We did at least pull in a few technical fixes as well whil we were at it.
Sorry about that,
michaelkjohnson
"He that composes himself is wiser than he that composes a book." Linux Application Development -- Ben Franklin http://people.redhat.com/johnsonm/lad/
On Friday 31 October 2003 15:40, Michael K. Johnson wrote:
We have to start over again with the export process, and I don't think they work weekends, so we have to slip until after we hear back from them and then sync to mirrors.
This is a bit "cryptic".
I assume that you mean that you need to get "export approval" dealing with encryption stuff, that the process needed to restart, and that "they" (the US Government) do not work weekends.
On Oct 31, 2003, "Gene C." czar@czarc.net wrote:
On Friday 31 October 2003 15:40, Michael K. Johnson wrote:
We have to start over again with the export process, and I don't think they work weekends, so we have to slip until after we hear back from them and then sync to mirrors.
I assume that you mean that you need to get "export approval" dealing with encryption stuff, that the process needed to restart, and that "they" (the US Government) do not work weekends.

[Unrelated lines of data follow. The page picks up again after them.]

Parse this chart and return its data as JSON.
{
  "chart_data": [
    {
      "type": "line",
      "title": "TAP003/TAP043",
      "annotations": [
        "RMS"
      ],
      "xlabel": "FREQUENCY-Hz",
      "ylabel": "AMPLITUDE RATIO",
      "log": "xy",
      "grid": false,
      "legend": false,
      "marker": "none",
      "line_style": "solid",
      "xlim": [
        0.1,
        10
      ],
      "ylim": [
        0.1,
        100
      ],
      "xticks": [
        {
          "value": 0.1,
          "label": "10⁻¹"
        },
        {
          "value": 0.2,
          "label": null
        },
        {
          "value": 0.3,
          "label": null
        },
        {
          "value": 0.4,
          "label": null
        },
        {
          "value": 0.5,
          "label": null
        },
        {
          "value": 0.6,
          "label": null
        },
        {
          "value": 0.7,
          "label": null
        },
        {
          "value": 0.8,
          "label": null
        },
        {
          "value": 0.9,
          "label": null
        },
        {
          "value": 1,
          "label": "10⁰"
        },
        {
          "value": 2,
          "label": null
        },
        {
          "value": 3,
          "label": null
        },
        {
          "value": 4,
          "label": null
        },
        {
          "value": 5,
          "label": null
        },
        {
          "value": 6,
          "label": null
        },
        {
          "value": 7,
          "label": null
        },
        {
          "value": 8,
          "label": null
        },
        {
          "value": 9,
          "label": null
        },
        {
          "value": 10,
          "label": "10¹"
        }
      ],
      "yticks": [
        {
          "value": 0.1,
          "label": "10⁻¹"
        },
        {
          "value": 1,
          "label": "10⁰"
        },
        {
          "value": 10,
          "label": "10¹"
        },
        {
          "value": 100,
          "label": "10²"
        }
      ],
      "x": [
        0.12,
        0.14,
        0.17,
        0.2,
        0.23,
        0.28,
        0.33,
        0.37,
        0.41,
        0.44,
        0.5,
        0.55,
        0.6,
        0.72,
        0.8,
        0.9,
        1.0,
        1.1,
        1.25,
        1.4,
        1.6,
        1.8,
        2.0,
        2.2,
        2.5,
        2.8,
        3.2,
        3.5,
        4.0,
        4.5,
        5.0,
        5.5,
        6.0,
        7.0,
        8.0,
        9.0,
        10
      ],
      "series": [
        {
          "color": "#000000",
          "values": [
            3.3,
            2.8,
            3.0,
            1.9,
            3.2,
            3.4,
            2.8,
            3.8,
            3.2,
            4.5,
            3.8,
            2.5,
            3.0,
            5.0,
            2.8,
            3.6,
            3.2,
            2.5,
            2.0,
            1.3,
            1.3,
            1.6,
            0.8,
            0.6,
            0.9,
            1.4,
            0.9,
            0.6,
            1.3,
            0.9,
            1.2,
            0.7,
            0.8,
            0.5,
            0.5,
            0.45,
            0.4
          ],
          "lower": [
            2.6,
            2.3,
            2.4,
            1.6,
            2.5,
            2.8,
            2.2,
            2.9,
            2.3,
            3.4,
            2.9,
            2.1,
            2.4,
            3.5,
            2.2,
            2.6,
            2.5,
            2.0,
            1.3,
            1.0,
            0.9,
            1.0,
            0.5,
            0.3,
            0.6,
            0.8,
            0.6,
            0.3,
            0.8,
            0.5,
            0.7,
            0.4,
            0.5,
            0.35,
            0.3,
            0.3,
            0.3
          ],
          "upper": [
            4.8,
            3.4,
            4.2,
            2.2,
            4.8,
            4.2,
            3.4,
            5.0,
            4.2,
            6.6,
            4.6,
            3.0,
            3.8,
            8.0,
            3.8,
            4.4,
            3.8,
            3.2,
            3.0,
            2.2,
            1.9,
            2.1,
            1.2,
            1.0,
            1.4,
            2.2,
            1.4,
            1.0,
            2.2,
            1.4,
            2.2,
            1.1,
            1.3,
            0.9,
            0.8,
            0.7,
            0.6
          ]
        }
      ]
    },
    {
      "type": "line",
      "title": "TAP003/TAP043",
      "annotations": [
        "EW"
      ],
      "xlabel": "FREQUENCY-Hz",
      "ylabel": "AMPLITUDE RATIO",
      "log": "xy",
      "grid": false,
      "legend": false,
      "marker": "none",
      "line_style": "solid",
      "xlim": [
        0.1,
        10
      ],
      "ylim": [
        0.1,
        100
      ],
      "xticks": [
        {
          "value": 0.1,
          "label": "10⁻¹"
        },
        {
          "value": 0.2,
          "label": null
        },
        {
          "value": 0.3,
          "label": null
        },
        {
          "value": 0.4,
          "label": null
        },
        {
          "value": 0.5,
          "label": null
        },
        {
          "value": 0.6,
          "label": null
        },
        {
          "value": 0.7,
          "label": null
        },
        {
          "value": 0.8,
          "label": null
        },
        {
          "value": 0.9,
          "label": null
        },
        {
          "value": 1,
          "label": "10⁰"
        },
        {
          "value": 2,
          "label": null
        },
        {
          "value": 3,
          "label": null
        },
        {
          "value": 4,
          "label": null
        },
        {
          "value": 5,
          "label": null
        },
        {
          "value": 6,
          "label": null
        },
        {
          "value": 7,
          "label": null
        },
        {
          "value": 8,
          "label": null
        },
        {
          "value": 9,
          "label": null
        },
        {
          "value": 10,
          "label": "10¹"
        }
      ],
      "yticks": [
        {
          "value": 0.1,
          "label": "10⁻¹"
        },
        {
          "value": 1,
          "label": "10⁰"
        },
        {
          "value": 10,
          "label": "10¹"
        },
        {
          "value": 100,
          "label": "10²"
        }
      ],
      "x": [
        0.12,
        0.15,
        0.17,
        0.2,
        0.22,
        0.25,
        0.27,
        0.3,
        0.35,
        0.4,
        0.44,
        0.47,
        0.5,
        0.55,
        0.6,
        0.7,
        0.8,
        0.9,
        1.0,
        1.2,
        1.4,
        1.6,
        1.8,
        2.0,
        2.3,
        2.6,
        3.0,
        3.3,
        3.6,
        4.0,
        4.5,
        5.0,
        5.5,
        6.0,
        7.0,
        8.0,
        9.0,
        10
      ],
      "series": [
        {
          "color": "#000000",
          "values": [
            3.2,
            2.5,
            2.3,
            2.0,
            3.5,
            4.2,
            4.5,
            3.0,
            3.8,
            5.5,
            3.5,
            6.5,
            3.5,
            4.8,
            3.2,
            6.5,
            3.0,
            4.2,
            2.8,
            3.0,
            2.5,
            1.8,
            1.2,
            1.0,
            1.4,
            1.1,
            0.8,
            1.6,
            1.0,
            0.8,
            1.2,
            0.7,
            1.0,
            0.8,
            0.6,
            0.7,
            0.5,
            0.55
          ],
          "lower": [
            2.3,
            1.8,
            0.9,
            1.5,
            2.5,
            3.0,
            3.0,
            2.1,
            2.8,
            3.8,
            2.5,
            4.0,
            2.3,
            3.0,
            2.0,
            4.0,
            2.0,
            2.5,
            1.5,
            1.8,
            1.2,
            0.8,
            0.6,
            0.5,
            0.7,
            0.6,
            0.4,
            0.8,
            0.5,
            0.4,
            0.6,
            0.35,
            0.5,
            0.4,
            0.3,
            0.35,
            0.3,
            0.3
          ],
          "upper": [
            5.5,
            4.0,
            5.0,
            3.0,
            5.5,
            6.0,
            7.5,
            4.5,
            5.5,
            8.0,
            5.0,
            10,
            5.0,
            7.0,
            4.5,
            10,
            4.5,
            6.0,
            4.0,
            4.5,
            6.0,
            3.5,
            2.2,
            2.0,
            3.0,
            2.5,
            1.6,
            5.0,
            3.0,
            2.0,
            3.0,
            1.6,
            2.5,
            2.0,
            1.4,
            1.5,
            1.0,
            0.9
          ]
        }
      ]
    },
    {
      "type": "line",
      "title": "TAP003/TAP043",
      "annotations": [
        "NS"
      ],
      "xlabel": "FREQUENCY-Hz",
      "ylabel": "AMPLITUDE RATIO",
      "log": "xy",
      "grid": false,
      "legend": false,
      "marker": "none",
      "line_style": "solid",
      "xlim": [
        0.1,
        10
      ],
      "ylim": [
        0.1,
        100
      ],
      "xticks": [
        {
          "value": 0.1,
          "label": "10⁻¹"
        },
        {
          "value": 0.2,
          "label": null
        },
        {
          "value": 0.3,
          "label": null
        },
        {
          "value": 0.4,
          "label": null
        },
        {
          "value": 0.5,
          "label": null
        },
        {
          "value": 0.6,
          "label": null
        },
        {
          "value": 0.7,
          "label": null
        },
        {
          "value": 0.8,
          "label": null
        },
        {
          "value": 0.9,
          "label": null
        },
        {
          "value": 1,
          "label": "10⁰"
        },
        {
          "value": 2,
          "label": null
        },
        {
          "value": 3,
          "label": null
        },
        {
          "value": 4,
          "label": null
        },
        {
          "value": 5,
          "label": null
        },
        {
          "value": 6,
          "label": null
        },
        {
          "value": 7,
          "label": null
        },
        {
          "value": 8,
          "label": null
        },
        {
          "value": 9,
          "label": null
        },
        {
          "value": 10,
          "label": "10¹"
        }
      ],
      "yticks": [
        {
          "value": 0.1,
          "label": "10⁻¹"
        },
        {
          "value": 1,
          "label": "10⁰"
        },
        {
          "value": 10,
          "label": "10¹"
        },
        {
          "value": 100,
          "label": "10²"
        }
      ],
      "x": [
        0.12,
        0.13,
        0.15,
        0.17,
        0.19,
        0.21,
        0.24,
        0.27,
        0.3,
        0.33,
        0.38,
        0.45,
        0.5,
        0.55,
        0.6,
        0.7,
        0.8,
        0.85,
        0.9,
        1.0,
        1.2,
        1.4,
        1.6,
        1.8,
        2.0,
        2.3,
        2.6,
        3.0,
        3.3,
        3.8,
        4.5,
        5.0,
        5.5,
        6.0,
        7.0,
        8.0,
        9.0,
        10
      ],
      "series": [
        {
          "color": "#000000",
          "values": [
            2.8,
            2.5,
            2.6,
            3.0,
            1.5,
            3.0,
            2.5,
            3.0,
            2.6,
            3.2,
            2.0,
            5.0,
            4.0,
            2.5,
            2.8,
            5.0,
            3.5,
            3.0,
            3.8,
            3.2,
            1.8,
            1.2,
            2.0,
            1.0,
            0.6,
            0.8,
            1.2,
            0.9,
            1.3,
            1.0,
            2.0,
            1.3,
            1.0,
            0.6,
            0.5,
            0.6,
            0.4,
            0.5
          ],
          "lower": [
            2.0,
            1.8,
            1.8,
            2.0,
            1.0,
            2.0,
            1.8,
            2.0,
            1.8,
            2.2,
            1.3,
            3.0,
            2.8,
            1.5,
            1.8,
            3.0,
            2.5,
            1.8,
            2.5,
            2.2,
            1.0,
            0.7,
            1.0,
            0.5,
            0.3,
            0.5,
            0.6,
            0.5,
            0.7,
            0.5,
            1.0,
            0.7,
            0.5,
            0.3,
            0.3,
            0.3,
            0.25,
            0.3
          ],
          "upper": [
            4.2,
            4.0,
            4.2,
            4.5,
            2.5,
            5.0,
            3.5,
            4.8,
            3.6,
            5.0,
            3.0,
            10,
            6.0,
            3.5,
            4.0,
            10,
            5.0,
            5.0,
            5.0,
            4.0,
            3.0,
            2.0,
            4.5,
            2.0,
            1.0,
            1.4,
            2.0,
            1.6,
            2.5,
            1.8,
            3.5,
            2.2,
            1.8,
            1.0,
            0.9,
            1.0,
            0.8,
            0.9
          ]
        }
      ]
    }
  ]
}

Your reading skills are much better than mine. My first thought was: heck!, service nfs restart doesn't take that long to run, and I've certainly run it on weekends before
:-)
On Fri, 2003-10-31 at 12:52, Gene C. wrote:
I assume that you mean that you need to get "export approval" dealing with encryption stuff, that the process needed to restart, and that "they" (the US Government) do not work weekends.
Heh. There are other governments also, to deal with, and other reasons why exports can be a problem, though with computers cryptography is the most common. "Export Regulations" is what the Shipping Department in many companies spends almost all its time worrying about.